Ao longo da história, fomos levados a crer que a arte deveria se materializar em objetos, e que nós enquanto fruidores, deveríamos contemplá-los, admirá-los. A frase “proibido tocar as obras de arte”, comum em espaços expositivos, nos separa – inclusive corporalmente – das obras, e reafirma uma arte hierarquizada.
Porém, alguns artistas apresentam trabalhos cuja potência é justamente subverter essa hierarquia, promovendo encontros horizontalizados entre a arte, o homem, e seu entorno. Aqui, a arte se torna um espaço, uma ação, uma experiência.

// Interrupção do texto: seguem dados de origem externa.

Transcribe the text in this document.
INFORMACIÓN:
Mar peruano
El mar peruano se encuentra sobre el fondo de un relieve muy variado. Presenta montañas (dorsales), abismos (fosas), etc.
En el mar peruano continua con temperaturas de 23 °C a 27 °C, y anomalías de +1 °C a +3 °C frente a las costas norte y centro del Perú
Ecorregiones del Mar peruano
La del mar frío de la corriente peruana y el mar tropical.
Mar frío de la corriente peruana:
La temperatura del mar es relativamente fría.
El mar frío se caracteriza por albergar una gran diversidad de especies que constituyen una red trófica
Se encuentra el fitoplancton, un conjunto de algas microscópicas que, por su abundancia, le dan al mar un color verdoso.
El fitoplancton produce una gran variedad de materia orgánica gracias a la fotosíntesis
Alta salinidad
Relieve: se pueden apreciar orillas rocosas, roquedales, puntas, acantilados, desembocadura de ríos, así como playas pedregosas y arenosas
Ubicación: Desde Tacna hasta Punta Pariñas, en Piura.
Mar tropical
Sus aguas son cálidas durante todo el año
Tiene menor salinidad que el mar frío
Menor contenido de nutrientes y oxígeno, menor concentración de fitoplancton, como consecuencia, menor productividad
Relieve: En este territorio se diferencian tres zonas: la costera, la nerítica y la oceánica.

Esse tipo de abordagem pode ser encontrada nos trabalhos de Hélio Oiticica, artista brasileiro cuja produção, desde o Neoconcretismo do final dos anos de 1950, já tinha intenção de viabilizar/demandar uma maior participação de seus espectadores. “Começando em 1959, minha obra passou a assumir o experimental. [...] Conceitos de pintura, obra de arte acabada e contemplação desintegram-se simultaneamente.” (OITICICA, 2010, p.104). Na primeira mostra neoconcreta do MAM-SP, em 1959, ainda trabalhando com pintura, Oiticica já apontava para a centralidade da participação corporal na obra, ao pintar ambas as faces dos quadros, pendurados no espaço para que o espectador transitasse entre eles, sob eles ou sobre eles. (MARTINS, 2010, p. 20).
Em 1964, Oiticica cria os Parangolés: blocos de cores e formas, texturas e textos se transformam em indumentários disformes, que os espectadores devem vestir para fruir, uma obra que tem o corpo como elemento constituinte. Permitindo uma quebra na postura contemplativa, tal alteração de percepção geraria ressonâncias também no contexto social, afirmando uma economia da ação e do pertencimento não hierarquizados. Se atentarmos para o fato de que os Parangolés foram apresentados no elitista MAM-RJ, dançados por moradores da favela e ao som de sambistas da Mangueira, evidencia-se a forte carga política que esses corpos trazem a si ao realizar tais ações.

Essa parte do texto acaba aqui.